Rex était un jeune dinosaure qui adorait les gadgets. Dans son petit village niché entre les collines, il portait toujours ses grandes baskets rouges et son pull rayé préféré. Un matin, un brouillard épais comme de la soupe tomba sur la vallée. Soudain, toutes les antennes tombèrent en panne ! Les téléphones restèrent muets et les écrans devinrent noirs. Sans signal, personne ne pouvait prévenir les voisins que le pont était bloqué par la brume.
Rex ne resta pas les bras croisés. Il se précipita au sous-sol du vieux musée, un endroit rempli de trésors oubliés. En fouillant sous une bâche poussiéreuse, il découvrit une étrange machine en cuivre brillant : un vieux télégraphe. Rex essaya de brancher ses câbles modernes, mais rien ne fonctionnait. Les prises de sa tablette étaient trop petites pour les énormes bobines de métal. Il avait besoin d'aide pour comprendre ce vestige du passé.
C’est alors que Madame Plume, la vieille chouette archiviste, apparut dans un battement d'ailes silencieux. Elle ajusta ses lunettes et sourit à Rex. « Ce n'est pas de la magie, mon garçon, c'est du code Morse », expliqua-t-elle. Elle lui montra un livre jauni rempli de points et de traits. Rex comprit alors que pour sauver le village, il devait marier sa technologie moderne avec la sagesse ancienne de cette vieille machine.
Rex connecta avec précaution la batterie puissante de sa tablette aux vieux fils de cuivre du télégraphe. Le métal se mit à bourdonner d'une énergie nouvelle. Dehors, le brouillard s'épaississait encore, enveloppant les maisons dans un silence inquiétant. Il fallait faire vite. Rex posa sa grosse patte sur le levier en laiton, prêt à envoyer un message de secours à la ville voisine, mais son excitation le rendait un peu trop vigoureux.
Soudain, un bruit sec retentit : crac ! Le vieux levier rouillé, fatigué par les années, se brisa net sous la force du dinosaure. Sans ce contact, le courant ne passait plus. « Oh non ! » s'écria Rex. Il regarda autour de lui, cherchant désespérément une solution. Ses yeux tombèrent sur ses baskets rouges. Il savait que le caoutchouc pouvait isoler et diriger l'électricité. Sans hésiter, il retira une chaussure pour bricoler le circuit.
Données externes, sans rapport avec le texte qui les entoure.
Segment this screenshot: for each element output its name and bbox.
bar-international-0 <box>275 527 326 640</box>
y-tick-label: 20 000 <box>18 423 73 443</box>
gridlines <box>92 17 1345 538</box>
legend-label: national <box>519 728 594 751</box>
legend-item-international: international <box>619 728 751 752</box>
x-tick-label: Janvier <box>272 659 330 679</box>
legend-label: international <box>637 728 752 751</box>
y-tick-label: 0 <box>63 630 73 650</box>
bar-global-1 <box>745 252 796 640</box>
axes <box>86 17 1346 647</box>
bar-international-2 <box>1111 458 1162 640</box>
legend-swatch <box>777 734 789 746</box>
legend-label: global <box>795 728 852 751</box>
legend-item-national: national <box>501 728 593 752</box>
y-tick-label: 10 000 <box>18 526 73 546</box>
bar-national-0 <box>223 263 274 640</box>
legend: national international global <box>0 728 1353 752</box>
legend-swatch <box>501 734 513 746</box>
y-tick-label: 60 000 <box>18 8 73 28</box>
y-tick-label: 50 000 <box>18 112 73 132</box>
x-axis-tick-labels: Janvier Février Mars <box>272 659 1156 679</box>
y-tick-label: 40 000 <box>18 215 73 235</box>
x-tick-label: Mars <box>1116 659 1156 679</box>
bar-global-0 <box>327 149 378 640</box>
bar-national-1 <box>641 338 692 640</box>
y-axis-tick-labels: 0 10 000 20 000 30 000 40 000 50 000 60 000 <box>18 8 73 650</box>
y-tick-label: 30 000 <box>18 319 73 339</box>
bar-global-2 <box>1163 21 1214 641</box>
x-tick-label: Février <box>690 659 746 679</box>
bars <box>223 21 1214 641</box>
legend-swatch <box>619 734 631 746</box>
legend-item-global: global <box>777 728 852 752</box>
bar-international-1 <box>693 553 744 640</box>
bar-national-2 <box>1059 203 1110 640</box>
En utilisant le lacet et la semelle en caoutchouc de sa basket, Rex parvint à maintenir les fils ensemble sans se brûler. Avec une précision de chirurgien, il commença à tapoter sur le contact restant. Ti-ti-ti, ta-ta-ta, ti-ti-ti. Le son rythmé résonnait dans le sous-sol. C'était le signal SOS. Rex transpirait sous son pull rayé, espérant que quelqu'un, quelque part, écoute encore cette vieille fréquence oubliée.
À quelques kilomètres de là, Monsieur Boulon, l'ingénieur de la grande tour, sursauta en entendant son vieil appareil chanter. Il répondit immédiatement, confirmant qu'il envoyait des secours. La nouvelle se répandit comme une traînée de poudre. Bientôt, les lumières des voisins percèrent le brouillard pour guider les voyageurs. Rex avait réussi ! En combinant sa tablette et le vieux télégraphe, il avait créé un petit miracle de communication.
Le lendemain, le soleil brillait à nouveau. Rex était devenu le héros du village. Il installa le télégraphe bien en vue dans la vitrine du musée, sa basket rouge maintenant fièrement exposée à côté. Désormais, chaque après-midi, Rex enseigne aux autres petits dinosaures comment tapoter « bonjour » en code Morse. Il sait maintenant que pour inventer le futur, il faut parfois savoir écouter les battements de cœur du passé.